A credit card is easy to use and often rewards repeat customers with benefits. Having one can influence all of your spending habits. But the specials can easily be overruled by out-of-control spending that leads to a mountain of debt with interest. To avoid stepping into a debt hole, Carlson advises using credit cards with a firm budget that contains a savings plan.

“It’s the [credit rule] most people don’t follow along, ”she says, because it’s easy to think of a credit card as a financial lifeline. However, you should only use credit cards for items that you could pay yourself without credit.

“Don’t use a credit card to replace your emergency fund,” says Carlson. “Credit is a great tool to meet the needs of positive events. It is not a tool for negative events. “

6. Plan future expenses

Treat your credit card use as you would a budget for your own money. Plan the major purchases you plan to make and manage your balance carefully. Avoid taking on unnecessary debt for small purchases if you plan to spend a large amount in the near future.

Of course, you can’t plan every purchase. Still, using your card responsibly can help amortize those important purchases and make it easier for your provider to get reimbursed. Balance the use of small and large purchases on your card to keep your debt within a manageable range.

7. Balance your credit with your income

Credit cards are not a substitute for income and you shouldn’t treat them as such. Small purchases are best paid with cash or with your debit card.
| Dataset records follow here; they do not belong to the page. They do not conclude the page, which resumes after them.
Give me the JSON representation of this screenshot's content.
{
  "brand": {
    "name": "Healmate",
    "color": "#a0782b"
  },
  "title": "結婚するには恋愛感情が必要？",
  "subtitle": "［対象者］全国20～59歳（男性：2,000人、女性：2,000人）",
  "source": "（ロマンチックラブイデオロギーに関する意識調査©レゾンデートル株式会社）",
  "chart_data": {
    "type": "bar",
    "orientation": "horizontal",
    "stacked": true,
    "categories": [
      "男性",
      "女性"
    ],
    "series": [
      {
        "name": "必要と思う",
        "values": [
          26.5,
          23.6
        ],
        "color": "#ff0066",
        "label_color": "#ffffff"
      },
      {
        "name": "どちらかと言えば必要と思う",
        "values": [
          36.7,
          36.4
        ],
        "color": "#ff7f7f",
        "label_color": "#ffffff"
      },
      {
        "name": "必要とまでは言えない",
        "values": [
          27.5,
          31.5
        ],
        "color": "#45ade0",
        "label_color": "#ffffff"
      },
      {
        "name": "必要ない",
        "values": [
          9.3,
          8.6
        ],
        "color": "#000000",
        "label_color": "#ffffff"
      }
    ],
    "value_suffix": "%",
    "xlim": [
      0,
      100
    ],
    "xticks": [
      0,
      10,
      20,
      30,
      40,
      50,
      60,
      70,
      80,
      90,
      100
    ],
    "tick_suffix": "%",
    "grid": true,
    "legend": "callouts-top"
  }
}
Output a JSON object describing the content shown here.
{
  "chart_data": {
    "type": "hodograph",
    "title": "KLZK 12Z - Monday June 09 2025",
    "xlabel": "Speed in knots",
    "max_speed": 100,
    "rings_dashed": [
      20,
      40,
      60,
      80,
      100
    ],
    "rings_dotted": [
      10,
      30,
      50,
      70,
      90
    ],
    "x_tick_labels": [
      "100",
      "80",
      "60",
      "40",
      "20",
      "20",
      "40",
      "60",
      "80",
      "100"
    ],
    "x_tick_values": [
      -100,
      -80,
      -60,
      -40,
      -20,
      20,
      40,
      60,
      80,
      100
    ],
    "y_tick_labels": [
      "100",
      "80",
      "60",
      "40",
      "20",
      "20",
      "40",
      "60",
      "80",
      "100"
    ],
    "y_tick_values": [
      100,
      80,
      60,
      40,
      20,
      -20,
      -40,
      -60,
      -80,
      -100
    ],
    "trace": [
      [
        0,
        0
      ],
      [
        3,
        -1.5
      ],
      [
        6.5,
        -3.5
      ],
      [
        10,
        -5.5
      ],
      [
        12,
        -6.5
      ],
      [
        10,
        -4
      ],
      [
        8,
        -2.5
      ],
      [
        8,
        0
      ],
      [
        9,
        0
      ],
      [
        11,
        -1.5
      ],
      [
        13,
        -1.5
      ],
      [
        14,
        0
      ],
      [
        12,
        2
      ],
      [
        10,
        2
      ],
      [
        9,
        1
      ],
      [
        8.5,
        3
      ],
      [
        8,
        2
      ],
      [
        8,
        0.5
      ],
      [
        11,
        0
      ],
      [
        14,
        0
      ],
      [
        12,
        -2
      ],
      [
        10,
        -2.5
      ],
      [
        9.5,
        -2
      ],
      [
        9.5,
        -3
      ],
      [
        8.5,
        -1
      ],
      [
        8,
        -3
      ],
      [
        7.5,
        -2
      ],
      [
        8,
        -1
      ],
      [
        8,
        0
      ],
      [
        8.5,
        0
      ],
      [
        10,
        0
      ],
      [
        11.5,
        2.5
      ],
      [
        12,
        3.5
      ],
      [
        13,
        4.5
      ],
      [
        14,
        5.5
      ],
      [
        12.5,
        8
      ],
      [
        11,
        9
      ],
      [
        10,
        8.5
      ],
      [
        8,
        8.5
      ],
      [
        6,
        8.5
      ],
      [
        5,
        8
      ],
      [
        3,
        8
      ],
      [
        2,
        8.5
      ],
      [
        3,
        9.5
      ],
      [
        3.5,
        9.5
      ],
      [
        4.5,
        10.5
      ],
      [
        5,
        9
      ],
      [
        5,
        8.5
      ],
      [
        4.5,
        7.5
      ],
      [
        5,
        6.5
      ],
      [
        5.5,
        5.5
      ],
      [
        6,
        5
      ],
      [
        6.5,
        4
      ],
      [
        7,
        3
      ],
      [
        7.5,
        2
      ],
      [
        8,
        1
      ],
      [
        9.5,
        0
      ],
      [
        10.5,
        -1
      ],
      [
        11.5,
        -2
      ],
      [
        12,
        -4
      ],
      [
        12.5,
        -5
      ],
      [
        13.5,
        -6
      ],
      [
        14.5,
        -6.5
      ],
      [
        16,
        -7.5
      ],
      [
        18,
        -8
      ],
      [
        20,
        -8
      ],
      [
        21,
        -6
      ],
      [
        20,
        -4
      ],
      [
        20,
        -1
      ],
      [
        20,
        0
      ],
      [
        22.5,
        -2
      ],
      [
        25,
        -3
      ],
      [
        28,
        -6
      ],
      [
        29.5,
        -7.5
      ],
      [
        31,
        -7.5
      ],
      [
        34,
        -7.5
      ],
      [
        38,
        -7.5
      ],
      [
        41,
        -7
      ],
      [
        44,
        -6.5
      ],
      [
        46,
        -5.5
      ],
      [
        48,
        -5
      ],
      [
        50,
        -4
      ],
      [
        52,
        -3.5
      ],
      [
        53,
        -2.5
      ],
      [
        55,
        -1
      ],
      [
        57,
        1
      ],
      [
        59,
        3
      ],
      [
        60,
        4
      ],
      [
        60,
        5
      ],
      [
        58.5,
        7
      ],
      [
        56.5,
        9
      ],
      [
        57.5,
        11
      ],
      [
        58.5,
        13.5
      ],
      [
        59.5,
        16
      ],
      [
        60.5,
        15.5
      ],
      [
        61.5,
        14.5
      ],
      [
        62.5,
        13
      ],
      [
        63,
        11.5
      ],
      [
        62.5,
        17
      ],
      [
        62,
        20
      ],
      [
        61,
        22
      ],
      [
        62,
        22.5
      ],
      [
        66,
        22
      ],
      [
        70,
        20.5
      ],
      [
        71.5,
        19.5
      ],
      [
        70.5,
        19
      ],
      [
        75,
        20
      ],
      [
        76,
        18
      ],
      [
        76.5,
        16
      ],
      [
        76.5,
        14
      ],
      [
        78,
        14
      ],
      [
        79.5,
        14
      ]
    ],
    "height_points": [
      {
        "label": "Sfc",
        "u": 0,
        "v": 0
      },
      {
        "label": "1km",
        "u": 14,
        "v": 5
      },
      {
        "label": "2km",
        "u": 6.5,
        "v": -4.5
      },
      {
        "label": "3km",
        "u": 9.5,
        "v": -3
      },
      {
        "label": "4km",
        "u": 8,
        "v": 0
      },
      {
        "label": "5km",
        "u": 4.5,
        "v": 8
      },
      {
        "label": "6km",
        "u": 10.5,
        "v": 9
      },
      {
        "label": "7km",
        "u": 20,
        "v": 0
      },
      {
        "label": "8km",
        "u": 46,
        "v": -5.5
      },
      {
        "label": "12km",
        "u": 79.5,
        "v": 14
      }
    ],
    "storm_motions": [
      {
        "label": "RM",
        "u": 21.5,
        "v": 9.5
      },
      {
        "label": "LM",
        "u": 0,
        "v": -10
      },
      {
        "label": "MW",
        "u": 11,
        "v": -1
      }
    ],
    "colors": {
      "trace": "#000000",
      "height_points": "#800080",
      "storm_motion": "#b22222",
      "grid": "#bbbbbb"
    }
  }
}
Nonetheless, you should use your card frequently enough to improve your credit score and keep the account active. Most advisors recommend that you go no longer than three months without using your card.
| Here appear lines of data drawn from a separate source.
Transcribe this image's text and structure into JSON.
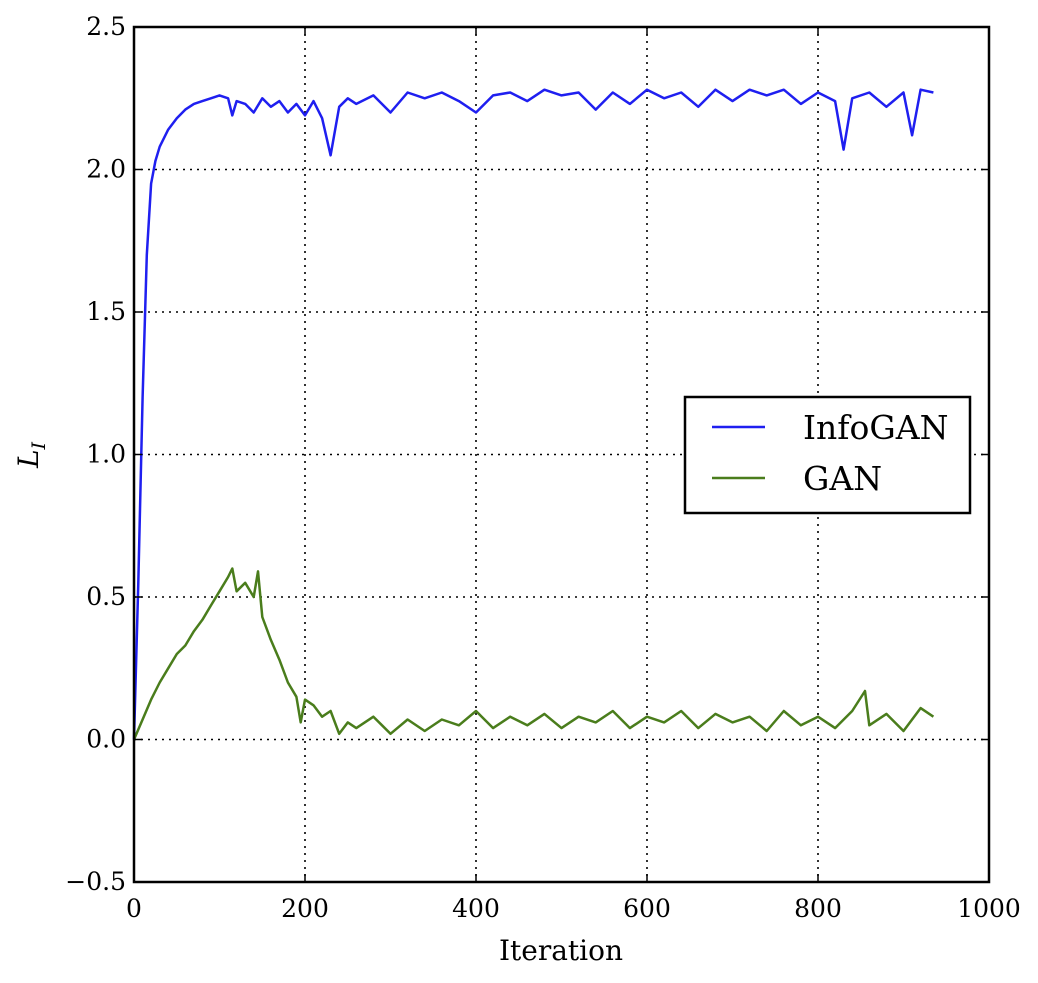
{
  "chart_data": {
    "type": "line",
    "xlabel": "Iteration",
    "ylabel": "L",
    "ylabel_subscript": "I",
    "xlim": [
      0,
      1000
    ],
    "ylim": [
      -0.5,
      2.5
    ],
    "x_ticks": [
      0,
      200,
      400,
      600,
      800,
      1000
    ],
    "x_tick_labels": [
      "0",
      "200",
      "400",
      "600",
      "800",
      "1000"
    ],
    "y_ticks": [
      -0.5,
      0.0,
      0.5,
      1.0,
      1.5,
      2.0,
      2.5
    ],
    "y_tick_labels": [
      "−0.5",
      "0.0",
      "0.5",
      "1.0",
      "1.5",
      "2.0",
      "2.5"
    ],
    "grid": true,
    "legend_position": "right",
    "series": [
      {
        "name": "InfoGAN",
        "color": "#1f1ff0",
        "x": [
          0,
          5,
          10,
          15,
          20,
          25,
          30,
          40,
          50,
          60,
          70,
          80,
          90,
          100,
          110,
          115,
          120,
          130,
          140,
          150,
          160,
          170,
          180,
          190,
          200,
          210,
          220,
          230,
          240,
          250,
          260,
          280,
          300,
          320,
          340,
          360,
          380,
          400,
          420,
          440,
          460,
          480,
          500,
          520,
          540,
          560,
          580,
          600,
          620,
          640,
          660,
          680,
          700,
          720,
          740,
          760,
          780,
          800,
          820,
          830,
          840,
          860,
          880,
          900,
          910,
          920,
          935
        ],
        "y": [
          0.0,
          0.55,
          1.2,
          1.7,
          1.95,
          2.03,
          2.08,
          2.14,
          2.18,
          2.21,
          2.23,
          2.24,
          2.25,
          2.26,
          2.25,
          2.19,
          2.24,
          2.23,
          2.2,
          2.25,
          2.22,
          2.24,
          2.2,
          2.23,
          2.19,
          2.24,
          2.18,
          2.05,
          2.22,
          2.25,
          2.23,
          2.26,
          2.2,
          2.27,
          2.25,
          2.27,
          2.24,
          2.2,
          2.26,
          2.27,
          2.24,
          2.28,
          2.26,
          2.27,
          2.21,
          2.27,
          2.23,
          2.28,
          2.25,
          2.27,
          2.22,
          2.28,
          2.24,
          2.28,
          2.26,
          2.28,
          2.23,
          2.27,
          2.24,
          2.07,
          2.25,
          2.27,
          2.22,
          2.27,
          2.12,
          2.28,
          2.27
        ]
      },
      {
        "name": "GAN",
        "color": "#4a7d1c",
        "x": [
          0,
          10,
          20,
          30,
          40,
          50,
          60,
          70,
          80,
          90,
          100,
          110,
          115,
          120,
          130,
          140,
          145,
          150,
          160,
          170,
          180,
          190,
          195,
          200,
          210,
          220,
          230,
          240,
          250,
          260,
          280,
          300,
          320,
          340,
          360,
          380,
          400,
          420,
          440,
          460,
          480,
          500,
          520,
          540,
          560,
          580,
          600,
          620,
          640,
          660,
          680,
          700,
          720,
          740,
          760,
          780,
          800,
          820,
          840,
          855,
          860,
          880,
          900,
          920,
          935
        ],
        "y": [
          0.0,
          0.07,
          0.14,
          0.2,
          0.25,
          0.3,
          0.33,
          0.38,
          0.42,
          0.47,
          0.52,
          0.57,
          0.6,
          0.52,
          0.55,
          0.5,
          0.59,
          0.43,
          0.35,
          0.28,
          0.2,
          0.15,
          0.06,
          0.14,
          0.12,
          0.08,
          0.1,
          0.02,
          0.06,
          0.04,
          0.08,
          0.02,
          0.07,
          0.03,
          0.07,
          0.05,
          0.1,
          0.04,
          0.08,
          0.05,
          0.09,
          0.04,
          0.08,
          0.06,
          0.1,
          0.04,
          0.08,
          0.06,
          0.1,
          0.04,
          0.09,
          0.06,
          0.08,
          0.03,
          0.1,
          0.05,
          0.08,
          0.04,
          0.1,
          0.17,
          0.05,
          0.09,
          0.03,
          0.11,
          0.08
        ]
      }
    ]
  }
}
You should also have a limit based on your income and spending habits. If you use up a large portion of your limit, your usage rate will likely be too high, and you will likely damage your credit score. Increasing your limit will reduce your usage rate, but you need to think carefully about it. Having a higher limit will cause you to spend more of that available money, potentially increasing your debt to income ratio. Make sure you are able to pay off larger debt before you take this route.

8. Don’t have too many – or too few – credit cards

There are pitfalls of having too many credit cards. First of all, signing up for a card has an impact on your negative credit rating. It also prompts cardholders to spend more and take on more debt. However, spreading the expense across multiple cards keeps your usage rates low and can help improve your credit score. Having multiple cards can also provide you with benefits from multiple vendors.
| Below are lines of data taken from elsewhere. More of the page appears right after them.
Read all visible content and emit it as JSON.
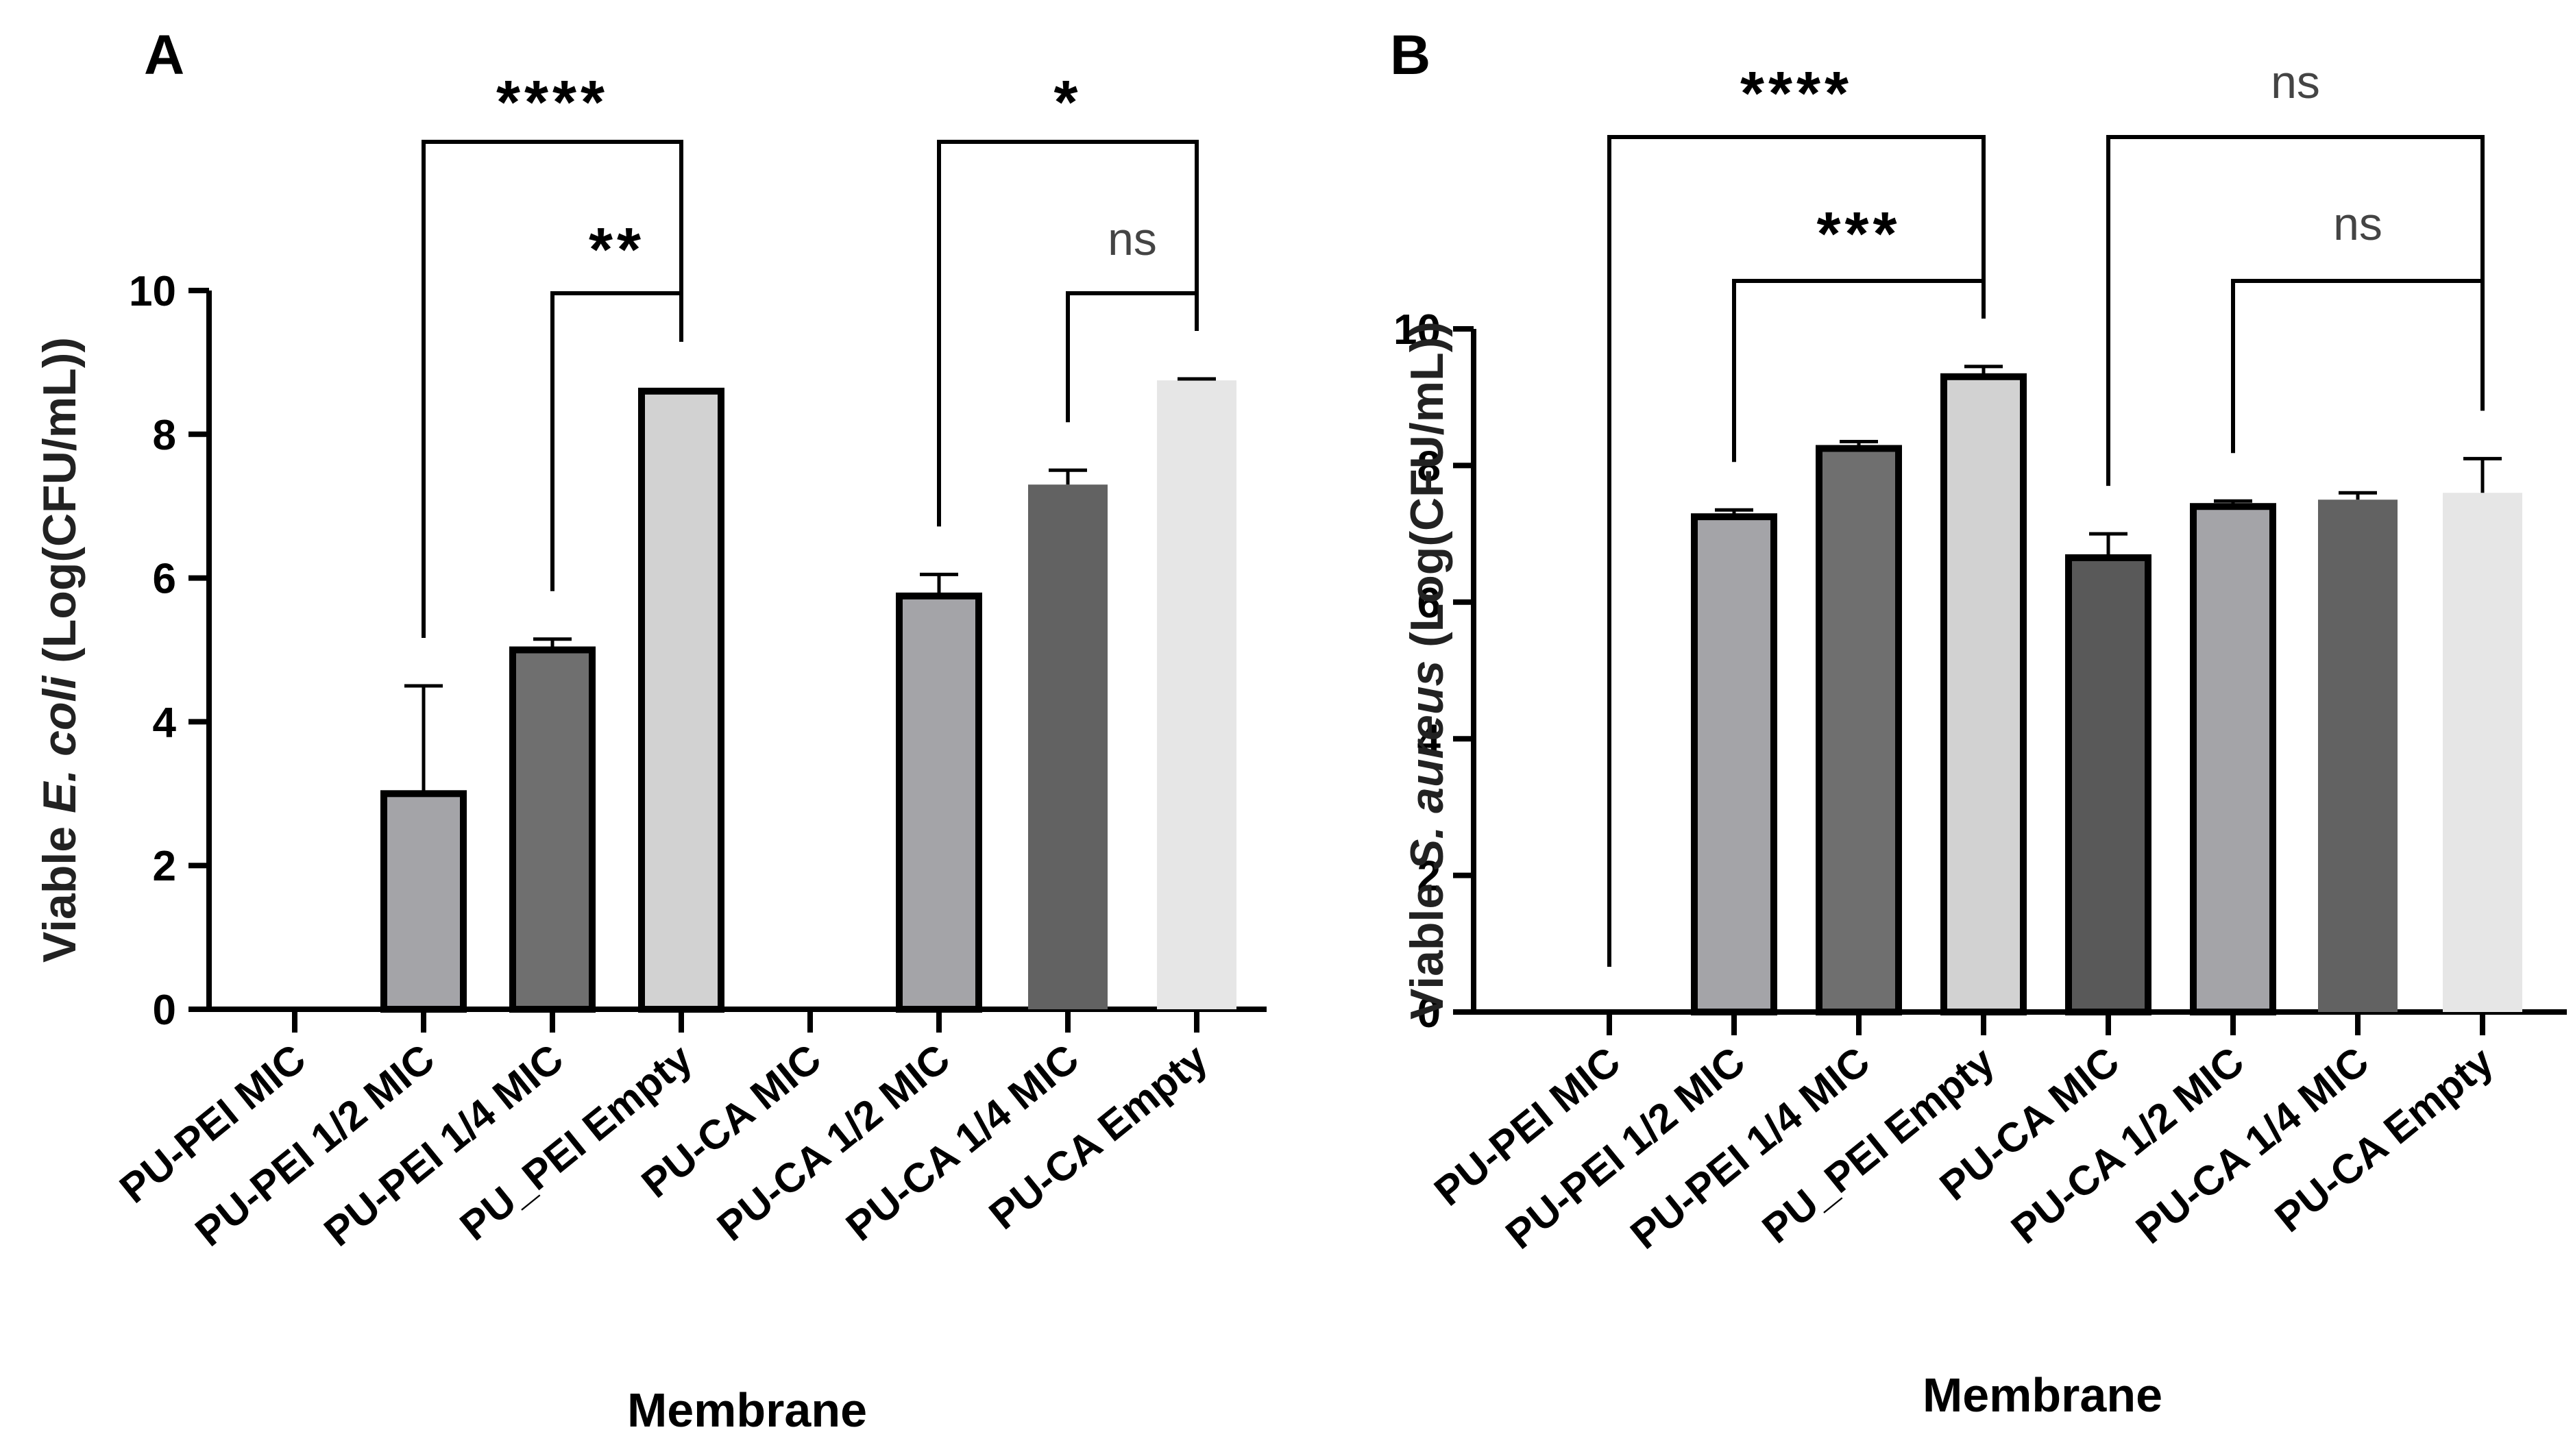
{
  "chart_data": [
    {
      "type": "bar",
      "panel": "A",
      "ylabel_parts": [
        "Viable ",
        "E. coli",
        " (Log(CFU/mL))"
      ],
      "xlabel": "Membrane",
      "ylim": [
        0,
        10
      ],
      "yticks": [
        "0",
        "2",
        "4",
        "6",
        "8",
        "10"
      ],
      "categories": [
        "PU-PEI MIC",
        "PU-PEI 1/2 MIC",
        "PU-PEI 1/4 MIC",
        "PU_PEI Empty",
        "PU-CA MIC",
        "PU-CA 1/2 MIC",
        "PU-CA 1/4 MIC",
        "PU-CA Empty"
      ],
      "values": [
        0,
        3.0,
        5.0,
        8.6,
        0,
        5.75,
        7.3,
        8.75
      ],
      "errors": [
        0,
        1.5,
        0.15,
        0.02,
        0,
        0.3,
        0.2,
        0.02
      ],
      "fills": [
        "#a4a4a8",
        "#a4a4a8",
        "#6f6f6f",
        "#d2d2d2",
        "#a4a4a8",
        "#a4a4a8",
        "#626262",
        "#e6e6e6"
      ],
      "outlined": [
        true,
        true,
        true,
        true,
        true,
        true,
        false,
        false
      ],
      "comparisons": [
        {
          "from": 1,
          "to": 3,
          "label": "****",
          "level": 1
        },
        {
          "from": 2,
          "to": 3,
          "label": "**",
          "level": 0
        },
        {
          "from": 5,
          "to": 7,
          "label": "*",
          "level": 1
        },
        {
          "from": 6,
          "to": 7,
          "label": "ns",
          "level": 0
        }
      ]
    },
    {
      "type": "bar",
      "panel": "B",
      "ylabel_parts": [
        "Viable ",
        "S. aureus",
        " (Log(CFU/mL))"
      ],
      "xlabel": "Membrane",
      "ylim": [
        0,
        10
      ],
      "yticks": [
        "0",
        "2",
        "4",
        "6",
        "8",
        "10"
      ],
      "categories": [
        "PU-PEI MIC",
        "PU-PEI 1/2 MIC",
        "PU-PEI 1/4 MIC",
        "PU_PEI Empty",
        "PU-CA MIC",
        "PU-CA 1/2 MIC",
        "PU-CA 1/4 MIC",
        "PU-CA Empty"
      ],
      "values": [
        0,
        7.25,
        8.25,
        9.3,
        6.65,
        7.4,
        7.5,
        7.6
      ],
      "errors": [
        0,
        0.1,
        0.1,
        0.15,
        0.35,
        0.08,
        0.1,
        0.5
      ],
      "fills": [
        "#a4a4a8",
        "#a4a4a8",
        "#6f6f6f",
        "#d2d2d2",
        "#595959",
        "#a4a4a8",
        "#626262",
        "#e6e6e6"
      ],
      "outlined": [
        true,
        true,
        true,
        true,
        true,
        true,
        false,
        false
      ],
      "comparisons": [
        {
          "from": 0,
          "to": 3,
          "label": "****",
          "level": 1
        },
        {
          "from": 1,
          "to": 3,
          "label": "***",
          "level": 0
        },
        {
          "from": 4,
          "to": 7,
          "label": "ns",
          "level": 1
        },
        {
          "from": 5,
          "to": 7,
          "label": "ns",
          "level": 0
        }
      ]
    }
  ]
}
See:Here’s What Happens To Your Credit Score When You Give Up Credit Cards

It’s all about balance here. You really only need one card for a good credit rating, but if you spend regularly, having multiple cards can improve your score. Keep in mind that some loan companies view having multiple credit cards negatively.

Credit rules to boost your scores

Having credit cards can be a slippery slope, but it doesn’t have to be. Checking your credit report, opening the right number of cards, maintaining a good usage rate, and using financial planning can all help you become a responsible user of your credit card. Follow these eight credit rules and managing your credit score can be easy and you can stay in control of all of your finances.